According to Ars Technica:
By processing all this data, a research team was able to identify nearly 360,000 people who had cell phone subscriptions during the study period, along with a few million controls. Collectively, the subscription holders logged over 3.8 million person-years of cell phone time. The only significant weakness to the study is that the authors couldn’t associate corporate accounts with individual users, so they weren’t considered in the analysis.

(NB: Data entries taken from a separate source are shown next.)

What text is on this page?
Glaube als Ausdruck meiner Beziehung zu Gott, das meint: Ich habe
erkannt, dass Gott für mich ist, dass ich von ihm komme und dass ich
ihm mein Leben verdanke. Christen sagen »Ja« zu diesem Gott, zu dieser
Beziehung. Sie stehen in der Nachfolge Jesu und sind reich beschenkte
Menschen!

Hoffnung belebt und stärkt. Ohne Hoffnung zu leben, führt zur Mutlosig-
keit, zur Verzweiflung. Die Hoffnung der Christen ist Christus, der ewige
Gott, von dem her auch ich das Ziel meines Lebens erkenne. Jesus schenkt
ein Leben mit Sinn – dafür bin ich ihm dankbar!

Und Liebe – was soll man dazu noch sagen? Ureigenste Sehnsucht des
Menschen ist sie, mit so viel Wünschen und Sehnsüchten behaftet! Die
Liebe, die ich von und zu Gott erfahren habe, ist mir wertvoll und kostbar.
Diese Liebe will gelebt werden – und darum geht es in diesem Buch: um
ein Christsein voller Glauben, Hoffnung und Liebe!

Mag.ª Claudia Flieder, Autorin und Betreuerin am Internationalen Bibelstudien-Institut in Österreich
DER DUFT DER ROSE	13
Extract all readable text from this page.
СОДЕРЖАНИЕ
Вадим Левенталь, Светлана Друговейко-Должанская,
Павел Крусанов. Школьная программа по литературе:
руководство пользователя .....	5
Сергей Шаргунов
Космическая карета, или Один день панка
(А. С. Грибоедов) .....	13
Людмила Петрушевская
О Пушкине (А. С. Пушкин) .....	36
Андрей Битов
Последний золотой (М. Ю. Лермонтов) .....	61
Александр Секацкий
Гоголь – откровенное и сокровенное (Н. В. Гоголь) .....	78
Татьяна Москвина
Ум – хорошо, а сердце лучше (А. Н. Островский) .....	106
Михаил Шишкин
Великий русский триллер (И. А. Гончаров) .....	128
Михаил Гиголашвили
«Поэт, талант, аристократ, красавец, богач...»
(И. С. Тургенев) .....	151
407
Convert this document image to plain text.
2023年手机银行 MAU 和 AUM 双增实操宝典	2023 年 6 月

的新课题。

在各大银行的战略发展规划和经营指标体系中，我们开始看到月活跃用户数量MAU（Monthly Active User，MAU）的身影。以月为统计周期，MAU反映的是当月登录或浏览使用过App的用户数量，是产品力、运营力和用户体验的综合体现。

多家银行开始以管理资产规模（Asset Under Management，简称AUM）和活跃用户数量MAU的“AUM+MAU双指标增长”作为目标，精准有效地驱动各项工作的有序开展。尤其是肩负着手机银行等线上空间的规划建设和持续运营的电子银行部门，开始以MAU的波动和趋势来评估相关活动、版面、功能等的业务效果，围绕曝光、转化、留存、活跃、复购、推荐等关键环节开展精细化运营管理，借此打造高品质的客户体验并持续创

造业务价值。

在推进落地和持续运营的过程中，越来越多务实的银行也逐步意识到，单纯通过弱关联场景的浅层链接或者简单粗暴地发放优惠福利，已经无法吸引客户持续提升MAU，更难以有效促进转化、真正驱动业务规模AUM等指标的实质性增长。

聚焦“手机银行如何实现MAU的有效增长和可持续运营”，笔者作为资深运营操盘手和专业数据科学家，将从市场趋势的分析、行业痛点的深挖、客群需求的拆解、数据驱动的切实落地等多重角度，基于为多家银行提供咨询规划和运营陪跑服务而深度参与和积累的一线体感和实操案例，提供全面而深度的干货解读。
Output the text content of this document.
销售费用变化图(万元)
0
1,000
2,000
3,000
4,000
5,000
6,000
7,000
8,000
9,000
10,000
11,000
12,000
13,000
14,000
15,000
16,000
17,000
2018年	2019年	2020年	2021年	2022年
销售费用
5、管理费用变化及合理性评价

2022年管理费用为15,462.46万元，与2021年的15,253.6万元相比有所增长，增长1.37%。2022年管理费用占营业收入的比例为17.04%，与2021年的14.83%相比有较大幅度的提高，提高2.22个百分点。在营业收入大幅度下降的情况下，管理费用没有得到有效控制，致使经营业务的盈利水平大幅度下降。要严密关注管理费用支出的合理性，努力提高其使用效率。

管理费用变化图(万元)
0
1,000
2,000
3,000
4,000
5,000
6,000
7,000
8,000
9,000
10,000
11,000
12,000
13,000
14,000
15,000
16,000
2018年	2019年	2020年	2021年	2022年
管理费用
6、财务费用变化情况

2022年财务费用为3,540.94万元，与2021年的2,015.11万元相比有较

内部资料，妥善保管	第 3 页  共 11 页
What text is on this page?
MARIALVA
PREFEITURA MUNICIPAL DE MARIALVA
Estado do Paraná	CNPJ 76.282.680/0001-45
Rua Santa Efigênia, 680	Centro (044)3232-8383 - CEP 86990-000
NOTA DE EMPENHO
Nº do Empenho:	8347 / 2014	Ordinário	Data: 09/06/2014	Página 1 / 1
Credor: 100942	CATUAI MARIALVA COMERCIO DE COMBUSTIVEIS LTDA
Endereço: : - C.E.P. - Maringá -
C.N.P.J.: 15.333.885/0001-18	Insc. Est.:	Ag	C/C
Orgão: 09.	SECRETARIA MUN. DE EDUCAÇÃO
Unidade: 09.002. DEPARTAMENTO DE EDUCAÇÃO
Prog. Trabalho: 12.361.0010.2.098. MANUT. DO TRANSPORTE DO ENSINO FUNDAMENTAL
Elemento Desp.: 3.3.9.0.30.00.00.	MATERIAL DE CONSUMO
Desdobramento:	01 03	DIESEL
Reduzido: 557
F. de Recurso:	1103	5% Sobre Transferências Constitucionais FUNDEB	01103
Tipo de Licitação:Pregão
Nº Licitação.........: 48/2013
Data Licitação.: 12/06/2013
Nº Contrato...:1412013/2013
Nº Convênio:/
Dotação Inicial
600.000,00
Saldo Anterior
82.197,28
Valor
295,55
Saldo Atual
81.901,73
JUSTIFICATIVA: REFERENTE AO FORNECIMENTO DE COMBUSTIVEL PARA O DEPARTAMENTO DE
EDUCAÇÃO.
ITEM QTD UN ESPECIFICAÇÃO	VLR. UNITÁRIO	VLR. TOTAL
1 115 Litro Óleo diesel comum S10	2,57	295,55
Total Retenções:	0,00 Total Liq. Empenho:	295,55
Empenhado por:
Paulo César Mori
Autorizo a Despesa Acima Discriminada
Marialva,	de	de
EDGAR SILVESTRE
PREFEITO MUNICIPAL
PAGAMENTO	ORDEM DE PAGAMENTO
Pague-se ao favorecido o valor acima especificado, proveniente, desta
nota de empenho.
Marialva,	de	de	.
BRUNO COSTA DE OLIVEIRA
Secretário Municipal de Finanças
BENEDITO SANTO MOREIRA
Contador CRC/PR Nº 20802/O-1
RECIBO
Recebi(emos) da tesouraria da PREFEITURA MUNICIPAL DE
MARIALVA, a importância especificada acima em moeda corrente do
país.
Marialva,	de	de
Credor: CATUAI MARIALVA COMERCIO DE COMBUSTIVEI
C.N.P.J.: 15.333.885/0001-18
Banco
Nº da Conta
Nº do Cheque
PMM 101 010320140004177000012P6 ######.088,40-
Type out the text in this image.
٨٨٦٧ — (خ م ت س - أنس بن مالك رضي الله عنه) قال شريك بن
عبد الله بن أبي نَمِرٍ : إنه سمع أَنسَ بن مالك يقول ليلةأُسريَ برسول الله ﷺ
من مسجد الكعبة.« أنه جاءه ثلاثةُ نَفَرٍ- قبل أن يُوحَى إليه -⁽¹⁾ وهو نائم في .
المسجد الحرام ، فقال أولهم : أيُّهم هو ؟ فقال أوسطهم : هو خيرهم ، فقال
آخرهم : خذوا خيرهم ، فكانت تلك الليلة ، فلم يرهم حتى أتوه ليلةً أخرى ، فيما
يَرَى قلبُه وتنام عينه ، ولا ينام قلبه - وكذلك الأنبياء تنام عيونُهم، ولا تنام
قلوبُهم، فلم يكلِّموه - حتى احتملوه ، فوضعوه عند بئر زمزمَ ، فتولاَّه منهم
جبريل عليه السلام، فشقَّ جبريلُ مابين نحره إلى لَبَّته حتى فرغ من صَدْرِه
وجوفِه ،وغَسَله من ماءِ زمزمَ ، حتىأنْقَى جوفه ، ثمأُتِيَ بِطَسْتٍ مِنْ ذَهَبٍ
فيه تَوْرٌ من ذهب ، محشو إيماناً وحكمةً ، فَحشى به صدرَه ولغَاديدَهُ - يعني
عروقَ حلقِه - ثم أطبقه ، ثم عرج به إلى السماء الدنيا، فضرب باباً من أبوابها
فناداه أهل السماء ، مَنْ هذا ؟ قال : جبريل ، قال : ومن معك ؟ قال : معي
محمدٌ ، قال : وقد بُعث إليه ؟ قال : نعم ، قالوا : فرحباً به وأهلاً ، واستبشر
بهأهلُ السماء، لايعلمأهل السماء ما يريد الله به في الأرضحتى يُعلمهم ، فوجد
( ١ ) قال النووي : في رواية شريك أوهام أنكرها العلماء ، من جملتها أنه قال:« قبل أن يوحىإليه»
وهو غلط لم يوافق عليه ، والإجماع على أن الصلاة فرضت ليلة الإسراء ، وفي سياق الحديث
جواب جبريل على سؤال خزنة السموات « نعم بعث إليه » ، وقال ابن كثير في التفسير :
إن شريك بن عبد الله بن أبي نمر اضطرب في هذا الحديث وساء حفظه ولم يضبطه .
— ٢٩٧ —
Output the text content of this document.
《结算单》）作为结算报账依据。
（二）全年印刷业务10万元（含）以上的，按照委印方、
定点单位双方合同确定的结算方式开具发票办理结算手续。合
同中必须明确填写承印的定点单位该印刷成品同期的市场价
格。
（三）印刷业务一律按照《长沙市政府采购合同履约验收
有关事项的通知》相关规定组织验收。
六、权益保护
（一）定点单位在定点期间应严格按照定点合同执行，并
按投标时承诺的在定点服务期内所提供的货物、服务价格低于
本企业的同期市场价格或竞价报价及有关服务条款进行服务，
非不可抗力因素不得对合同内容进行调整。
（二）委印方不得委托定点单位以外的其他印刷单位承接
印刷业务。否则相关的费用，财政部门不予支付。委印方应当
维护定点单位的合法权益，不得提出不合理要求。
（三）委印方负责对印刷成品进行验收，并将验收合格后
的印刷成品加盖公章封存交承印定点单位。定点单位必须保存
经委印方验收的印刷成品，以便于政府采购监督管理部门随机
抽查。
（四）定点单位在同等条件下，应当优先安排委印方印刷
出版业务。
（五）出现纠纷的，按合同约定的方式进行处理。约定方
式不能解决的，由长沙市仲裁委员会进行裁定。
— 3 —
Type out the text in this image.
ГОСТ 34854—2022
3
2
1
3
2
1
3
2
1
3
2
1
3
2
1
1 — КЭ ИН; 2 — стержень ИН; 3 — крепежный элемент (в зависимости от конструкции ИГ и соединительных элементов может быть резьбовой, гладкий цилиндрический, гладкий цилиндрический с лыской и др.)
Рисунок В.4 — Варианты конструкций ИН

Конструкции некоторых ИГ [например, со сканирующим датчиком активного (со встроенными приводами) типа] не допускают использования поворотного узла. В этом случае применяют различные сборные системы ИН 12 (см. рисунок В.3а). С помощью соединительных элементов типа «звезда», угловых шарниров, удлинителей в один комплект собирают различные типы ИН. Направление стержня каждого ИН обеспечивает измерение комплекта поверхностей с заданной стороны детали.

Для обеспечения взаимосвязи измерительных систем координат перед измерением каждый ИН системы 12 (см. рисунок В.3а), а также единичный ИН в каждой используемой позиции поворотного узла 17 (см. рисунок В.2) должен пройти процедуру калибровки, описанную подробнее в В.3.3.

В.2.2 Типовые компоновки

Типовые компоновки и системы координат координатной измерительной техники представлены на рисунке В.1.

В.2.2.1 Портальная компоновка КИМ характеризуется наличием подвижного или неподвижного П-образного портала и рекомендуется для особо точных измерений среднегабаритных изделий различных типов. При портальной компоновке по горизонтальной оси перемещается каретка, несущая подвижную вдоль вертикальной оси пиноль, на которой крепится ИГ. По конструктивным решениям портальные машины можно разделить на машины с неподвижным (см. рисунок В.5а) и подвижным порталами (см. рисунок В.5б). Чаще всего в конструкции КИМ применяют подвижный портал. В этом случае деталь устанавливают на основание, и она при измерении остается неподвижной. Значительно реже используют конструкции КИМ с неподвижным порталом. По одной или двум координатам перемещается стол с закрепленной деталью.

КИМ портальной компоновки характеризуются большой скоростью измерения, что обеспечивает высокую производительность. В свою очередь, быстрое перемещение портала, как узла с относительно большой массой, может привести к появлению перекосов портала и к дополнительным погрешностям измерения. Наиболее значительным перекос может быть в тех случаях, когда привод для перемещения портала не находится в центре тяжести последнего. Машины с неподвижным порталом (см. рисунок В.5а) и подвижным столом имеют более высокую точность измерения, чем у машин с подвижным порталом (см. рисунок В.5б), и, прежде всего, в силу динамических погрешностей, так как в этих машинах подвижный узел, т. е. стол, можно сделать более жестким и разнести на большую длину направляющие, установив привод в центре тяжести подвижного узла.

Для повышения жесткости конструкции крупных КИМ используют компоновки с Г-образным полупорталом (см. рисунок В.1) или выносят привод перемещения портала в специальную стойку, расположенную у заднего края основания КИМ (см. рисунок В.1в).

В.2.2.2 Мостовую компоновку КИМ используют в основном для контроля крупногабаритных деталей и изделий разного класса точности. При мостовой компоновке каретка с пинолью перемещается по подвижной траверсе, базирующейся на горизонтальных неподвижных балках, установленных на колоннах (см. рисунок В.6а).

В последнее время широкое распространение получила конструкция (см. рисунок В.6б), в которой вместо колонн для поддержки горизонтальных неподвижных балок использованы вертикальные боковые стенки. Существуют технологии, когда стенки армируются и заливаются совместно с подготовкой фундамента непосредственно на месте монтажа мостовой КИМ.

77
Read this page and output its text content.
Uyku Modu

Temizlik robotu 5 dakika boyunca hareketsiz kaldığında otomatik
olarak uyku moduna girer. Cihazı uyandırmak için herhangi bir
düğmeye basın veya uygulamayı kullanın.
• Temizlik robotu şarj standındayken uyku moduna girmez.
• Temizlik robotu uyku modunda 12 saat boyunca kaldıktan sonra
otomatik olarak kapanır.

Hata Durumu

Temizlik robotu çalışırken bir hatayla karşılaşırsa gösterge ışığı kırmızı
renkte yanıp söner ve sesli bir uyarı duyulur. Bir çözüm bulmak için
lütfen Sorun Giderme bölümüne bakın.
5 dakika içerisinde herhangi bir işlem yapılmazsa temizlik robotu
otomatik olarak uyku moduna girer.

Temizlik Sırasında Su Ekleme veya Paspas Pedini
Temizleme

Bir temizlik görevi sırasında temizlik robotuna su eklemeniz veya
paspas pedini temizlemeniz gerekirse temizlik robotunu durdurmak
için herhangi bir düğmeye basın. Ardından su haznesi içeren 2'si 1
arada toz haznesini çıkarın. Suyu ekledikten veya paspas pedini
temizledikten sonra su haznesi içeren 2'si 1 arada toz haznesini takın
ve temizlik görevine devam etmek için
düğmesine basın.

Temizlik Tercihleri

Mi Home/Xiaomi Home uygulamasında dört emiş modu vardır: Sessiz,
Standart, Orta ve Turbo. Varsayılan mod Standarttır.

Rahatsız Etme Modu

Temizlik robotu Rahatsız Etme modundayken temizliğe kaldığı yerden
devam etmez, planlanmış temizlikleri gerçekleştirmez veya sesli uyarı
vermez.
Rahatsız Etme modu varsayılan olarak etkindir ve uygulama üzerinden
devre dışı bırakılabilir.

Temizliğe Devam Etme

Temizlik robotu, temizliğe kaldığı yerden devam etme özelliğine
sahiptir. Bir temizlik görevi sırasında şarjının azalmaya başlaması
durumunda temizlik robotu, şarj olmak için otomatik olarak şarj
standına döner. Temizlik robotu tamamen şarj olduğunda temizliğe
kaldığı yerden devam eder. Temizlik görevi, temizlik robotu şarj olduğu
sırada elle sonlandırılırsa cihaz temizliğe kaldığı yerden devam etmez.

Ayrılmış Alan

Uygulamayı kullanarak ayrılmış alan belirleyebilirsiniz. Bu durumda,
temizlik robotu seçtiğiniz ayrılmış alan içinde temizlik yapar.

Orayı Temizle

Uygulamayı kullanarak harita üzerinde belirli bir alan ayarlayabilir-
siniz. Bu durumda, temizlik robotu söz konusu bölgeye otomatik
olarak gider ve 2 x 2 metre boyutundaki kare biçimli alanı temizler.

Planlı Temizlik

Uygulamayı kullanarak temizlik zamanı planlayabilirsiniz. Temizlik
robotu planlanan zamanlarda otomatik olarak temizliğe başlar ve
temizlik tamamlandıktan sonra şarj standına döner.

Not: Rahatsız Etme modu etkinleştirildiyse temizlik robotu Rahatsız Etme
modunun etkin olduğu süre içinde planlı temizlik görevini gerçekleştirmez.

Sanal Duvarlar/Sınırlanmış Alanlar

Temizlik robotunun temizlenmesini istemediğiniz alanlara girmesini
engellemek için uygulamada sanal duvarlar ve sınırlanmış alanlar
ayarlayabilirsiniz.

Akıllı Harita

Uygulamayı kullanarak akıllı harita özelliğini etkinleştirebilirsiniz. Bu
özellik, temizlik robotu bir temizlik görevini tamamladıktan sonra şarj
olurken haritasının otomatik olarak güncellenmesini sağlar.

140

An association with cancer was measured through what’s called the “incidence rate ratio,” which is exactly what it sounds like: it’s the ratio between the rate at which the experimental population ended up with cancer and the rate at which the controls ended up with cancer (the calculations used a log linear Poisson regression model, for those statistically inclined). Things like age, income, and the number of years that a person had a cellphone plan were all adjusted for.
In the end, almost nothing stood out; most ratios were essentially 1, meaning that there was no observed link between the phone users and cancer. There was a slight but insignificant rise in gliomas in men, but rates were highest in the most recent subscribers. There was almost no change among women. For meningiomas, male cell phone users actually had some cancer protection (not statistically significant, but a larger change than in gliomas). Women again saw almost no difference.
I was unaware of this, but basically every adult citizen in Denmark has been issued an identification number from the government, and they’ve been doing this since 1968. By tracking those 360,000 adults via the Institute of Cancer Epidemiology, researchers were able to come to their conclusions.
For the paranoid, maybe 15 years isn’t enough to convince them, but what else are you going to? You’re probably as likely to get cancer from staring at this screen and finishing these words.